Adult General Education (FG)

Adult General Education

Adult General Education (AGE, or FG for “Formation Générale”) enables Centres to offer various training and educational activities, including:

  • Educational activities leading to an official certificate or diploma, the acquisition of competencies or the completion of prerequisites for vocational training or advanced studies (like CEGEP)
  • Duly approved training activities for which MEES is responsible that are prescribed by law, promoted by government policy or agreed to under an intergovernmental or interdepartmental agreement 
  • Popular education activities, which are not associated with the curriculum and which are informal and self-financed
  • Activities related to labour-force training, for which needs were established primarily by the Ministère du Travail, de l’Emploi et de la Solidarité sociale or another competent body, in accordance with a labour-force training policy or a Canada-Québec agreement
  • Activities related to basic training, francization and the development of digital skills held in companies and financed by them

Although obtaining a certificate or diploma is often the aim of adult general education, it does not represent the sole outcome of a learning plan. Services offered to adult learners also strive to:

  • get access to francization services
  • facilitate their social integration
  • help them access the labour market and remain employed, and to promote their job mobility
  • help them develop their autonomy
  • help them participate in the economic, social and cultural development of their communities

 

The Common Core Basic Education Program is the result of decisions taken by the Ministère with respect to the education reform in Québec. It consists of 15 programs of study in the first phase of adult general education. These programs of study are made up of courses spanning three levels: Literacy, Presecondary and Secondary Cycle One. 

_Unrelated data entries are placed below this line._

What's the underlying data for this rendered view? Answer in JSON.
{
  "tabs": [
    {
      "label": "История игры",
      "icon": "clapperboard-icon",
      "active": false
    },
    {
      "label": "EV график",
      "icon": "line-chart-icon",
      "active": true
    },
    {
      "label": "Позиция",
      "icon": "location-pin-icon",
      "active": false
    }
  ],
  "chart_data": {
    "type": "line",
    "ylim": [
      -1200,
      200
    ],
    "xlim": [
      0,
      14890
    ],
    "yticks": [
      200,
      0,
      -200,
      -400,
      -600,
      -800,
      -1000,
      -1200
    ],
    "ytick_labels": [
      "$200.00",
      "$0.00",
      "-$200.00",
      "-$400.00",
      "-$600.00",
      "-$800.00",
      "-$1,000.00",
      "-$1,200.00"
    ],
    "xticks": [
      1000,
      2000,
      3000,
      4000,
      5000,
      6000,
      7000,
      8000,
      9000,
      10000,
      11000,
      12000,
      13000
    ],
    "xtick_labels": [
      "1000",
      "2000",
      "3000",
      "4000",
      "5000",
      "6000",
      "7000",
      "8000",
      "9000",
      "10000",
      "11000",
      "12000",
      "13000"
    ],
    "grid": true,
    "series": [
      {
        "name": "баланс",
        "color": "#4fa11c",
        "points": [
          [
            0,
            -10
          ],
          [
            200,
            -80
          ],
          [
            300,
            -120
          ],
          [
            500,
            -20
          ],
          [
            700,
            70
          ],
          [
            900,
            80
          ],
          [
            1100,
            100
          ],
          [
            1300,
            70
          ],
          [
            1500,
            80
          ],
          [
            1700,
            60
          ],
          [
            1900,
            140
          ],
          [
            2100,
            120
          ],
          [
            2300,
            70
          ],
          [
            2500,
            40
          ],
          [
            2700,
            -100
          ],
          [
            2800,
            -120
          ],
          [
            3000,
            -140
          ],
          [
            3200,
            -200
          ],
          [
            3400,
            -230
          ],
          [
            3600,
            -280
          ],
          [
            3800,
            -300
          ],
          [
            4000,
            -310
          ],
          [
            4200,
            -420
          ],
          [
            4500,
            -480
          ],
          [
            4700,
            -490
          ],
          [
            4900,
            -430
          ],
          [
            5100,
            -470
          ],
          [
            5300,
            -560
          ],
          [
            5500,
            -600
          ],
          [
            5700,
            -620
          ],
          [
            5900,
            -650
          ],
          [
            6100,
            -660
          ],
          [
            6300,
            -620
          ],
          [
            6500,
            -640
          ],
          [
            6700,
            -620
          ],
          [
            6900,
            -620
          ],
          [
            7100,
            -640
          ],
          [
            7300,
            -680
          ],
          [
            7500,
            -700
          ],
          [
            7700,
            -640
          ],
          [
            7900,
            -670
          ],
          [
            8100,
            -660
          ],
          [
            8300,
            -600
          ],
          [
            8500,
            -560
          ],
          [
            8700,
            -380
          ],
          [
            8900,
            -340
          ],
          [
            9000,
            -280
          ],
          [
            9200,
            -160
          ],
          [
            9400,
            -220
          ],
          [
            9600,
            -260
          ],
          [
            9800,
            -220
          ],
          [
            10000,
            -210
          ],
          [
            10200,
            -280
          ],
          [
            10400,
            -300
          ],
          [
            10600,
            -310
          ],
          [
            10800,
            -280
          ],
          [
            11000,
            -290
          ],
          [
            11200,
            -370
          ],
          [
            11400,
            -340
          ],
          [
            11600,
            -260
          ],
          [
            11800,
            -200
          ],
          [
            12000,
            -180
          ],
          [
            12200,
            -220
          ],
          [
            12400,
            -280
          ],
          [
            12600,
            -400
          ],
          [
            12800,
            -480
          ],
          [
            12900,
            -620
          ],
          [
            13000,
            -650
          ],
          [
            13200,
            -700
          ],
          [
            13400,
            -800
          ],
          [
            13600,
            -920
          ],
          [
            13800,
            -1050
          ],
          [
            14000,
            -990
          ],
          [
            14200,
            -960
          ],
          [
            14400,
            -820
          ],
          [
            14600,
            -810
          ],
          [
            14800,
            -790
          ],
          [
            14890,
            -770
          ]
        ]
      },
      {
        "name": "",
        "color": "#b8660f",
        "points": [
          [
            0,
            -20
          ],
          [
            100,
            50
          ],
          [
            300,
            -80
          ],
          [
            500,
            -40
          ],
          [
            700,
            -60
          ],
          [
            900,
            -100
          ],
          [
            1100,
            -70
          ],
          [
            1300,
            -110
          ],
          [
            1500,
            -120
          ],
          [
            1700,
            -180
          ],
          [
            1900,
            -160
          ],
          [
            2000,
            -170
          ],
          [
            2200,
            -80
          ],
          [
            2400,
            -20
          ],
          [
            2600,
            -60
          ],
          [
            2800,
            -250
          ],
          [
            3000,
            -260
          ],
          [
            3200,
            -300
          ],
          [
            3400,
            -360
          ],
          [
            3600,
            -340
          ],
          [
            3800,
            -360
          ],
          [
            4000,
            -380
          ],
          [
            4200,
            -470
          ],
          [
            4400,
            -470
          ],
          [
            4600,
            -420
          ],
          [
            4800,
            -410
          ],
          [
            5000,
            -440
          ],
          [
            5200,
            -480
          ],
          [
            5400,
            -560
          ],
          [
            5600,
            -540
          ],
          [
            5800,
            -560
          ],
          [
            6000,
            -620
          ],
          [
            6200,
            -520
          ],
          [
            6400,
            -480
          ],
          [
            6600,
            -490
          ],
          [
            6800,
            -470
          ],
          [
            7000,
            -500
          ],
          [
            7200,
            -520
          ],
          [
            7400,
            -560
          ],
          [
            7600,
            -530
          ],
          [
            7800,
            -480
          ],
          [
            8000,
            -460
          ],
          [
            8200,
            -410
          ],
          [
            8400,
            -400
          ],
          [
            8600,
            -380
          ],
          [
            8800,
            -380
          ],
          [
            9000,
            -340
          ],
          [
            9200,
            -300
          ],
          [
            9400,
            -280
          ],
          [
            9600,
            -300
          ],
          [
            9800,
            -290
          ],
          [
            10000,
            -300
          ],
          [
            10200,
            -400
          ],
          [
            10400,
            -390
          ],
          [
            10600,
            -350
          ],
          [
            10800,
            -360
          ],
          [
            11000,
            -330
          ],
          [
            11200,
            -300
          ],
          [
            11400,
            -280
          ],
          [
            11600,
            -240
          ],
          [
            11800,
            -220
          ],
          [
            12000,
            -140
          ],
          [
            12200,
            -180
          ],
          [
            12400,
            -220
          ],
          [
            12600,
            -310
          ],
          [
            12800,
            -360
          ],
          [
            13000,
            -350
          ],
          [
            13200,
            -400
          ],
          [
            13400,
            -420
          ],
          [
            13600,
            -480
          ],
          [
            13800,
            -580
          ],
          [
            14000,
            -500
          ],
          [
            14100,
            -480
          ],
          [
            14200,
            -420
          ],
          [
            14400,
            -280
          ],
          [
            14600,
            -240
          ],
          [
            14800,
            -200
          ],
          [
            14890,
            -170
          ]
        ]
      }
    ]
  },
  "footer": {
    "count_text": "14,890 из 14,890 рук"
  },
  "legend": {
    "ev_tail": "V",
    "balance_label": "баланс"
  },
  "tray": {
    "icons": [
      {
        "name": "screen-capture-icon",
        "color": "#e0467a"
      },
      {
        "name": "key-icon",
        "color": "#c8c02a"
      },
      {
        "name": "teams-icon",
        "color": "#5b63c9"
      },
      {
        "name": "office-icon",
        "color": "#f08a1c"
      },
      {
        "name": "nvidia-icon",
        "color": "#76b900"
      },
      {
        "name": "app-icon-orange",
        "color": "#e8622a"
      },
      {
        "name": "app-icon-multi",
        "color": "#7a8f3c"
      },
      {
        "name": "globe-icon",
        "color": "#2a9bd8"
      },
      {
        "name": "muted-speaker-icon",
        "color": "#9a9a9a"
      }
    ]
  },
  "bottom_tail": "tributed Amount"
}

Diversified Basic Education

The Diversified Basic Education Program is an adaptation for adult learners of the Québec Education Program, Secondary Cycle Two, for the youth sector. Thus, the subject areas, broad areas of learning and cross-curricular competencies in both programs are the same. However, in order to meet the specific needs of adult learners, the division into courses is different and some programs of study are found only in adult education.